Two and a half millennia ago, Grecians celebrated Demeter by drinking kykeon, a drink made from fermented barley water. This special drink contained ergotamine and caused in participants intensive psychic changes, which cleared their souls, and made them accept death not so much as harm as a blessing, as one of the ancient diarists reported. Kykeon was consumed on a 14 mile walk from Athens to Eleusis, which culminated in a mysterious all-night ceremony. The site of Eleusis was burned by a Christian barbarian, according to Terrence McKenna.

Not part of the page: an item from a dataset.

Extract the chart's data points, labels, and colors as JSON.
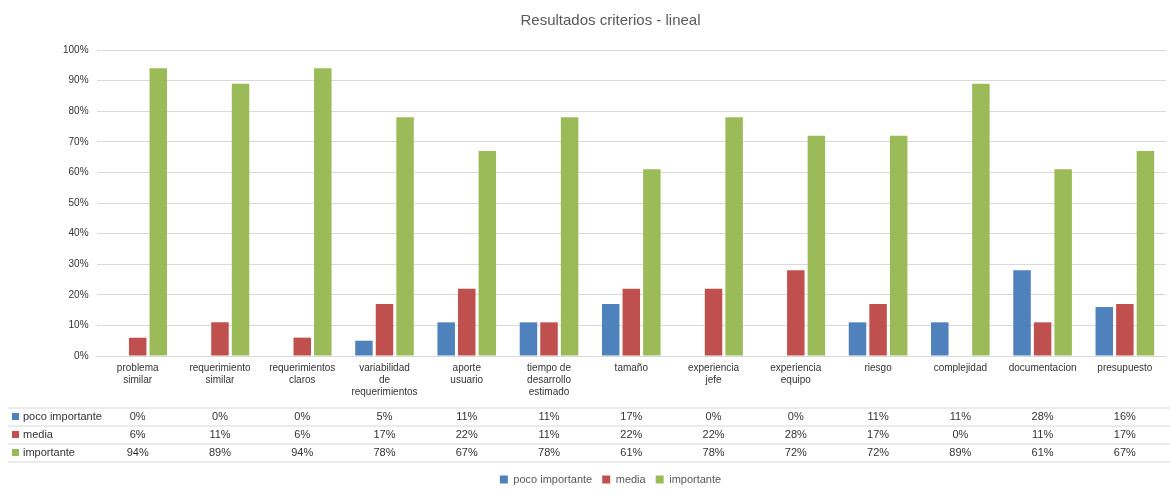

Ergot is the name given to the dark-colored fungus growing on pods of rye (below). It is a horn-shaped growth that is typically in the neighborhood of 10 to 15 mm long, and can reach diameters of about 5 mm. The ergot consists of tightly interwoven hyphae of fungus. The ergotamine-containing fungus is named Claviceps purpurea.
|From LSD research|
Breads made from contaminated grains may have led to bizarre events in history such as the Salem Witch Trials in 1692. Around 1830, in rural areas of Germany, the scientist Karl von Reichenbach built a special conservatory for studying "sensitive" individuals, and he refracted moonbeams into the room for their amusement. Presumably, von Reichenbach's "sensitives" were patients who had consumed ergotamine from contaminated bread crops.